Abuse and bullying have become epidemics in our schools. According to a 2007 study by Elizabeth Egbochukwu in the Journal of Social Sciences,four out of five children are at risk, the sort of risk that may have claimed the lives of Keren-happuch and Sylvester within five months of each other and which Keren-happuch’s mother probably thought she could prevent by rushing to take her child home on that day.

Of course, schools love to show off their safety records and virtually all would claim low incidence and tolerance of abuse. But even at 99 percent, the one percent of students who may die or be damaged from abuse or bullying is some family’s 100 percent.

What I feared…

As Keren-happuch’s mother’s story goes, the night after she took her daughter home, the girl became gravely ill. She had to be taken to Queen’s Clinic, Area 6, Abuja, where urine and virginal swap tests had allegedly revealed dead spermatozoa, apart from a piece of festering condom also removed from her inside.

When her personal effects were retrieved from Premiere Academy, she had marked a place in her Bible, “What I always feared has happened to me (Job 3:25).” There was a strong suspicion at the hospital that she may have been sexually abused.

Her mother said she was told her daughter died from sepsis. She claimed that she kept officials of the school informed from the moment of Keren-happuch’s admission, up to the point where she later died and about all that happened, including what the doctor said.

On its part, the school has denied any wrongdoing, insisting that Keren-happuch wasn’t gravely ill when her mother took her home and that she might have died from her mother’s negligence. The school has also reported the doctor who allegedly said a used condom was retrieved from Keren-happuch to the Medical and Dental Council of Nigeria (MDCN).

With Keren-happuch’s mother and the school at dagger’s drawn, you would expect the police to take a genuine interest to find out the truth.
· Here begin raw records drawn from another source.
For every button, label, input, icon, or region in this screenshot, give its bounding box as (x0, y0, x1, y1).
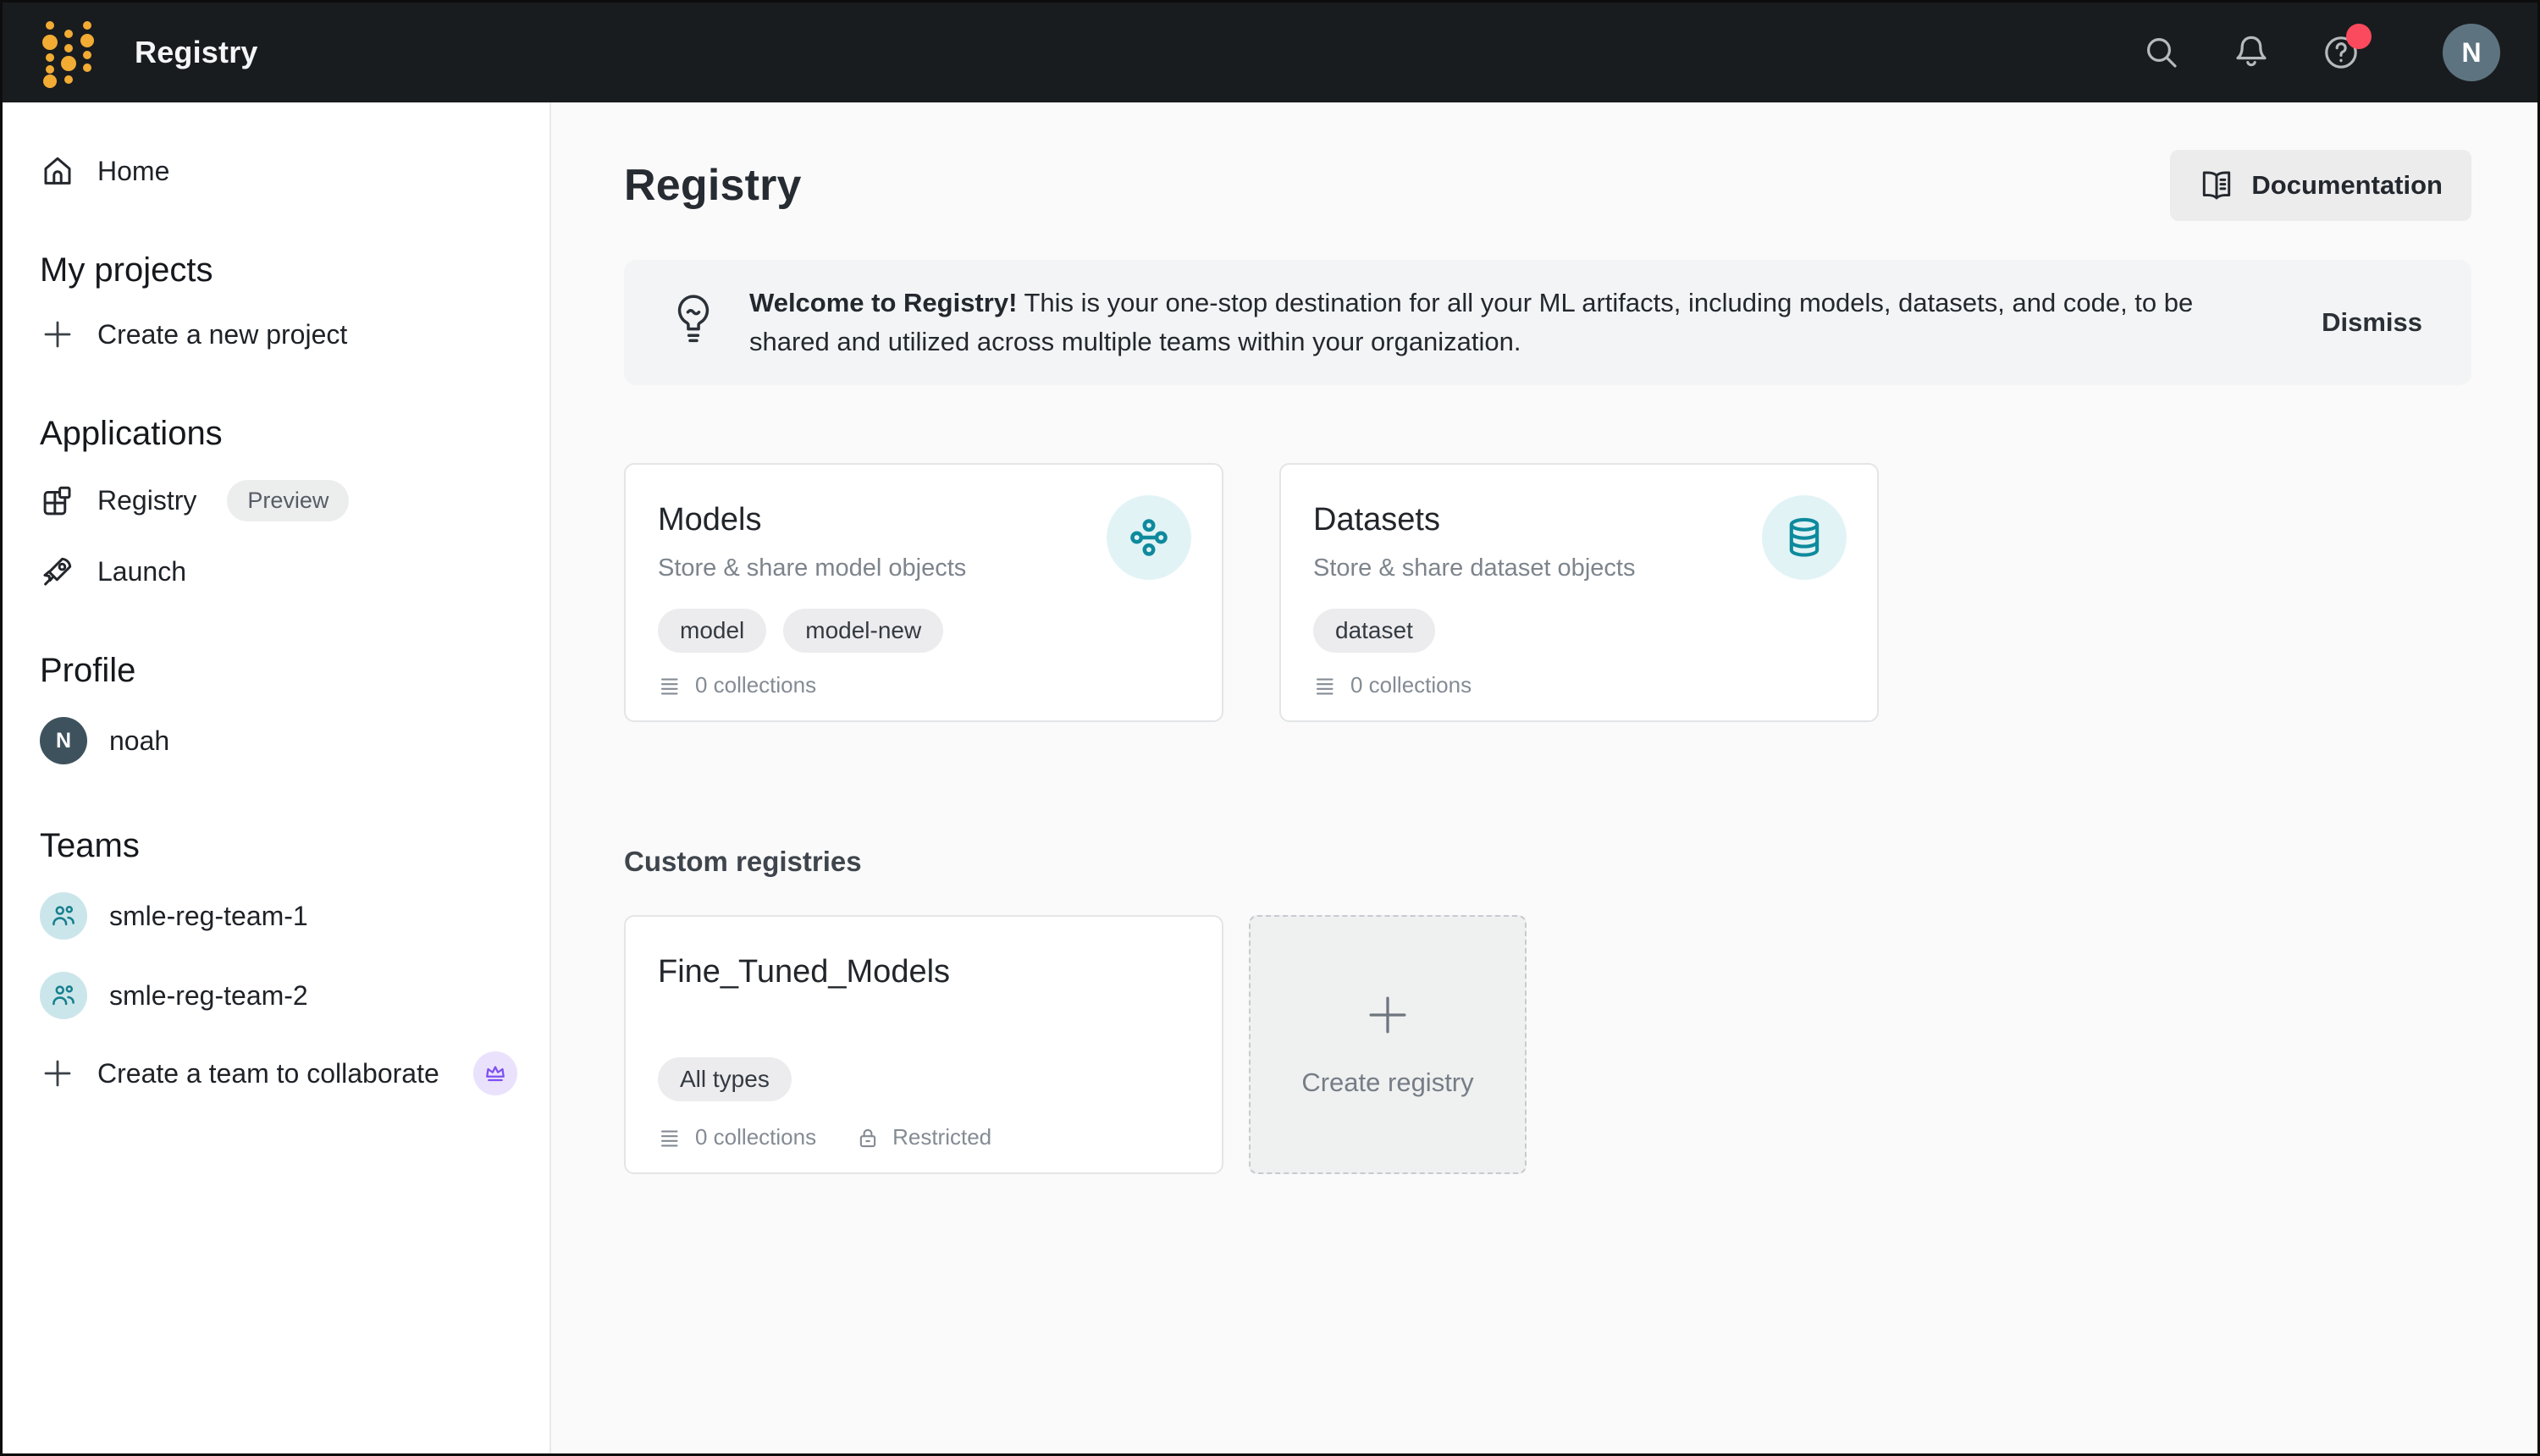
sidebar-section-teams: Teams (40, 827, 549, 865)
users-icon (46, 981, 81, 1010)
registry-grid-icon (40, 483, 75, 519)
notification-dot (2346, 24, 2372, 49)
sidebar-item-profile-noah[interactable]: N noah (40, 707, 549, 775)
collections-count: 0 collections (695, 1124, 816, 1150)
crown-icon (478, 1061, 513, 1086)
team-avatar (40, 892, 87, 940)
custom-registries-row: Fine_Tuned_Models All types 0 collection… (624, 915, 2471, 1174)
sidebar-item-home[interactable]: Home (40, 143, 549, 199)
tag: model-new (783, 609, 943, 653)
card-subtitle: Store & share model objects (658, 554, 966, 582)
collections-meta: 0 collections Restricted (658, 1124, 991, 1150)
team-avatar (40, 972, 87, 1019)
banner-bold-text: Welcome to Registry! (749, 288, 1017, 317)
rocket-icon (40, 554, 75, 589)
page-title: Registry (624, 160, 802, 211)
collections-meta: 0 collections (658, 672, 816, 698)
create-registry-label: Create registry (1301, 1067, 1473, 1098)
sidebar-section-my-projects: My projects (40, 251, 549, 290)
datasets-registry-card[interactable]: Datasets Store & share dataset objects d… (1279, 463, 1879, 722)
tag-row: All types (658, 1057, 792, 1101)
bell-icon[interactable] (2231, 32, 2272, 73)
sidebar-item-team-1[interactable]: smle-reg-team-1 (40, 882, 549, 950)
list-icon (1313, 673, 1339, 698)
sidebar: Home My projects Create a new project Ap… (3, 102, 551, 1453)
lightbulb-icon (670, 291, 717, 355)
card-title: Fine_Tuned_Models (658, 954, 950, 990)
plus-icon (40, 317, 75, 352)
list-icon (658, 1125, 683, 1150)
sidebar-item-label: noah (109, 725, 169, 757)
topbar: Registry N (3, 3, 2537, 102)
sidebar-item-label: Home (97, 156, 169, 187)
sidebar-item-team-2[interactable]: smle-reg-team-2 (40, 962, 549, 1029)
tag: dataset (1313, 609, 1435, 653)
card-title: Models (658, 502, 762, 538)
wandb-logo-icon[interactable] (41, 17, 96, 88)
sidebar-item-registry[interactable]: Registry Preview (40, 470, 549, 532)
dismiss-button[interactable]: Dismiss (2322, 307, 2422, 338)
lock-icon (855, 1125, 881, 1150)
welcome-banner: Welcome to Registry! This is your one-st… (624, 260, 2471, 385)
search-icon[interactable] (2141, 32, 2182, 73)
plus-icon (40, 1056, 75, 1091)
custom-registry-card[interactable]: Fine_Tuned_Models All types 0 collection… (624, 915, 1223, 1174)
tag: All types (658, 1057, 792, 1101)
card-subtitle: Store & share dataset objects (1313, 554, 1635, 582)
app-window: Registry N (0, 0, 2540, 1456)
book-icon (2199, 168, 2234, 203)
documentation-button[interactable]: Documentation (2170, 150, 2471, 221)
main-content: Registry Documentation (551, 102, 2537, 1453)
banner-text: Welcome to Registry! This is your one-st… (749, 284, 2262, 361)
user-avatar[interactable]: N (2443, 24, 2500, 81)
sidebar-section-profile: Profile (40, 652, 549, 690)
models-registry-card[interactable]: Models Store & share model objects model… (624, 463, 1223, 722)
database-icon (1762, 495, 1847, 580)
tag: model (658, 609, 766, 653)
collections-count: 0 collections (1350, 672, 1472, 698)
topbar-icons (2141, 32, 2361, 73)
sidebar-item-create-project[interactable]: Create a new project (40, 306, 549, 362)
preview-badge: Preview (227, 480, 349, 521)
sidebar-item-label: Create a new project (97, 319, 347, 350)
tag-row: model model-new (658, 609, 943, 653)
model-icon (1107, 495, 1191, 580)
users-icon (46, 902, 81, 930)
plus-icon (1364, 991, 1411, 1039)
collections-meta: 0 collections (1313, 672, 1472, 698)
help-icon[interactable] (2321, 32, 2361, 73)
profile-avatar: N (40, 717, 87, 764)
restricted-label: Restricted (892, 1124, 991, 1150)
sidebar-item-label: Launch (97, 556, 186, 587)
documentation-button-label: Documentation (2251, 170, 2443, 201)
sidebar-item-label: smle-reg-team-1 (109, 901, 308, 932)
home-icon (40, 153, 75, 189)
create-registry-card[interactable]: Create registry (1249, 915, 1527, 1174)
sidebar-item-label: smle-reg-team-2 (109, 980, 308, 1012)
sidebar-item-label: Create a team to collaborate (97, 1058, 439, 1089)
content-split: Home My projects Create a new project Ap… (3, 102, 2537, 1453)
sidebar-item-label: Registry (97, 485, 196, 516)
tag-row: dataset (1313, 609, 1435, 653)
card-title: Datasets (1313, 502, 1440, 538)
custom-registries-header: Custom registries (624, 846, 2471, 878)
upgrade-badge (473, 1051, 517, 1095)
sidebar-section-applications: Applications (40, 415, 549, 453)
sidebar-item-launch[interactable]: Launch (40, 543, 549, 599)
collections-count: 0 collections (695, 672, 816, 698)
sidebar-item-create-team[interactable]: Create a team to collaborate (40, 1041, 549, 1106)
list-icon (658, 673, 683, 698)
main-header: Registry Documentation (624, 150, 2471, 221)
core-registries-row: Models Store & share model objects model… (624, 463, 2471, 722)
topbar-app-title: Registry (135, 35, 258, 70)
But after two years on this case, it’s beginning to look like even if you beat the police on the head with the facts, they would still not recognise them. On occasions when the police are determined to work, they do very well, in spite of the challenges.

But when the police decide to bungle a case – which is more often than not – they make such a thorough mess that leaves no sensible margin of common sense whatsoever for either the process or outcome of the matter.

More questions than answers

How, for example, can the police explain that neither Keren-happuch’s mother who was squeezed to pay over N1 million for her daughter’s DNA nor her representatives were present at Queen’s Clinic when DNA was taken, whereas the school and the police were there? And how come Mrs. Akpagher who paid for the test can no longer have access to it?

How can the police explain that two years after Keren-happuch’s death, the matter is still languishing in the court, while police sources tell the press they are being leaned upon to kill the matter? How? And isn’t this malicious official negligence the same reason two years after Sylvester’s death, the police have also failed to do what is required to get the coroner’s report ready?

It’s not only the police that should be getting a beating here. The report in LEADERSHIP on Sunday also indicated that the House of Representatives in the 9th National Assembly took a casual look at the matter, and almost immediately abandoned it, since it’s not typically the sort of case that allows them to eat with two hands.

The current assembly, especially Senator Ireti Kingibe, representing the FCT and the House Committee Chairman on FCT, Muktar Aliu Betara, will do well to revisit the matter immediately.

Nothing will bring back Keren-happuch, of course. But this is a good test case for the new Inspector General of Police Kayode Egbetokun, who has promised that the force on his watch would turn a new leaf.

He can’t walk past this crime scene without justice for Keren-happuch’s memory. It was Keren-happuch yesterday and Sylvester the next day. The only incentive an abuser needs to get their next victim is for Egbetokun to do nothing about Keren-happuch and Sylvester.